The report begins by noting that “America’s hospitals and health systems have stepped up in heroic and unprecedented ways to meet the challenges of COVID-19. As outbreaks have occurred across the country infecting more than 1 million people, hospitals have ramped up testing efforts and are treating hundreds of thousands of Americans in an effort to save lives and minimize the virus’ spread. This includes establishing testing tents, adding general and intensive care unit (ICU) bed capacity, and developing COVID-19 units to isolate and treat patients with the disease while safeguarding the health of other patients and hospital staff. These challenges have created historic financial pressures for America’s hospitals and health systems. Hospitals have cancelled non-emergency procedures, and many Americans are postponing care as they shelter in place to stop the spread of the virus. Treatment for COVID-19 has created incredible demand for certain medical equipment and supplies as the virus has disrupted supply chains, increasing the costs that hospitals face to treat COVID-19 patients. At the same time, COVID-19 has led to unprecedented job losses, giving way to a rise in the number of uninsured. And while doctors, nurses, and other health care workers have met the COVID-19 challenge with heroic efforts, many hospitals and health systems, especially those located in hotspot areas of the pandemic, are supporting them by providing essentials like child care, transportation, and in some cases, housing.”
Given all those factors, the AHA notes, “Hospitals face catastrophic financial challenges in light of the COVID-19 pandemic. The AHA estimates a total four-month financial impact of $202.6 billion in losses for America’s hospitals and health systems, or an average of $50.7 billion per month.”
In fact, the report states, four additional factors could add even more costs for hospitals. Those four are drug shortages because of fractured pharmaceutical supply chains; increased wage and labor costs because of increased overtime; the additional costs of ventilators and other non-PPE (non-personal protective equipment) supply costs; and added costs involving the creation of additional treatment space, through the setting up of additional testing tents, ICU beds, and other treatment beds.

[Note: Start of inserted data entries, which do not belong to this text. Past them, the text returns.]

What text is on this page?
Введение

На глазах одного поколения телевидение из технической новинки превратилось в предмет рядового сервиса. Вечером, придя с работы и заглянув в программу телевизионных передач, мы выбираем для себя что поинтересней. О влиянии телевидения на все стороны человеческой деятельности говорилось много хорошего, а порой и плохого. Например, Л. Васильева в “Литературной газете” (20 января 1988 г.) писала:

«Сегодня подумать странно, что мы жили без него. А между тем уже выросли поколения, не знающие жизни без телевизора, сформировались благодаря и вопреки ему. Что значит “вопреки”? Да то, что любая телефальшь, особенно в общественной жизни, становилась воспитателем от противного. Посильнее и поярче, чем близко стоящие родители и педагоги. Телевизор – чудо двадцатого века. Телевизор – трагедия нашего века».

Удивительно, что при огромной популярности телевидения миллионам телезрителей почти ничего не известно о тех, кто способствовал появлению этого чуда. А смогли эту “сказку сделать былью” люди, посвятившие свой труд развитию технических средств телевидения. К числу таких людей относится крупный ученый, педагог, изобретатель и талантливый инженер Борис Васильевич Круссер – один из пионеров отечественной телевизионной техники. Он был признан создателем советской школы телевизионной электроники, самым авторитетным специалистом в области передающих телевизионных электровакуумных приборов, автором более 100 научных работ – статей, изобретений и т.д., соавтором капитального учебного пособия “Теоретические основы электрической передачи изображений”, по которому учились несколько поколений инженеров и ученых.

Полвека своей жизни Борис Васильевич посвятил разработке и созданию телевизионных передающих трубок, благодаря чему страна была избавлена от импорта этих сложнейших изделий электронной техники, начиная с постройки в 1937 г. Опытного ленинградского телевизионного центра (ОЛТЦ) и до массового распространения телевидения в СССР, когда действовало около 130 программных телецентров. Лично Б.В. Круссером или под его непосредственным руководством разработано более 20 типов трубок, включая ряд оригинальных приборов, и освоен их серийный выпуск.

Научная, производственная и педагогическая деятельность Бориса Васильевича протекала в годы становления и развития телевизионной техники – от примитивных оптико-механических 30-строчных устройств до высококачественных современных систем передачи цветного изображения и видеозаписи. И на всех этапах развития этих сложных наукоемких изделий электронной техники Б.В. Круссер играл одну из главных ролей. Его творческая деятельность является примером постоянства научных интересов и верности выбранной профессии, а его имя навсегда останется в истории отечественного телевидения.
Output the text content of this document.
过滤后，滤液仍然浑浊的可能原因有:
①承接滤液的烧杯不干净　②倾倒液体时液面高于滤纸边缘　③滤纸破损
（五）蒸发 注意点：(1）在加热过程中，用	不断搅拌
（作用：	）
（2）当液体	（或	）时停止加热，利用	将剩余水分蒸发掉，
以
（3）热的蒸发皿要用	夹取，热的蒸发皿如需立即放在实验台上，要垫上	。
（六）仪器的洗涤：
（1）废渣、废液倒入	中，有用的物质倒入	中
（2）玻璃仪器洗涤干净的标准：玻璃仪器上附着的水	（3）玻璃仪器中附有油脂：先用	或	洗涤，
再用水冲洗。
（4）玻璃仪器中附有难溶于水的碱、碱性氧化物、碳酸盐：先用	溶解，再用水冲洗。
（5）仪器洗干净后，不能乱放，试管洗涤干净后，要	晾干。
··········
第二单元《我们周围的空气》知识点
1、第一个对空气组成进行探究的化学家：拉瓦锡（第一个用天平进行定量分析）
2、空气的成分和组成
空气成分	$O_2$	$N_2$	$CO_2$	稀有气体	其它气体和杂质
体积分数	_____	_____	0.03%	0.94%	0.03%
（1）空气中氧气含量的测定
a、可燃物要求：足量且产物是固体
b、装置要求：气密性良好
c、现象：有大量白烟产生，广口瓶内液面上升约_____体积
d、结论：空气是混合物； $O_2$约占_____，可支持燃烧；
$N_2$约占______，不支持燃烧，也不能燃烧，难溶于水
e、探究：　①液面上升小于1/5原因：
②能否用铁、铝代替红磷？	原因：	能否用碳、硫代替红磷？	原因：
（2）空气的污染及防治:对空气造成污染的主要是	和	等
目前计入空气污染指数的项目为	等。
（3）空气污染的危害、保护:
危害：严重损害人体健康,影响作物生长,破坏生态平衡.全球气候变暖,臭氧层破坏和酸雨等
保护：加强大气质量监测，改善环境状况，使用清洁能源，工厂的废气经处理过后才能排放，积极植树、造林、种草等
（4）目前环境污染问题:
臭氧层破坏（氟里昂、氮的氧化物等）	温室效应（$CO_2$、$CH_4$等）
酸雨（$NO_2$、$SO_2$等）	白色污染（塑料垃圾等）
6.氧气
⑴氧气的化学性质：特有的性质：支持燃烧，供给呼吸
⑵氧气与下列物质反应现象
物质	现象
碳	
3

On the policy front, the AHA acknowledges federal support that has made a difference. “Congress has moved quickly to support the country during the COVID-19 pandemic,” the report notes. “Congress allocated $100 billion for provider relief in the Coronavirus Aid, Relief, and Economic Security Act, and added $75 billion to the relief fund in the Paycheck Protection Program and Health Care Enhancement Act. However, the AHA has expressed concern with how the funds have been distributed and the timeliness of these payments.” And it adds that “More support is needed. Hospitals continue to experience losses from cancelled and delayed procedures, while incurring increased costs for treating patients suffering from COVID-19 and purchasing the equipment and supplies necessary to ensure the health and safety of patients, providers, and their families. Additional support will be critical, as the country moves into a new phase of recovery and rebuilding. During this time, we’ll need to address health disparities and ensure the health and safety of vulnerable communities. We’ll face new behavioral health challenges in light of all that our nation has experienced. And we’ll need increased resources to address clinical resiliency to support the health care workers who answered the call when the country needed them.”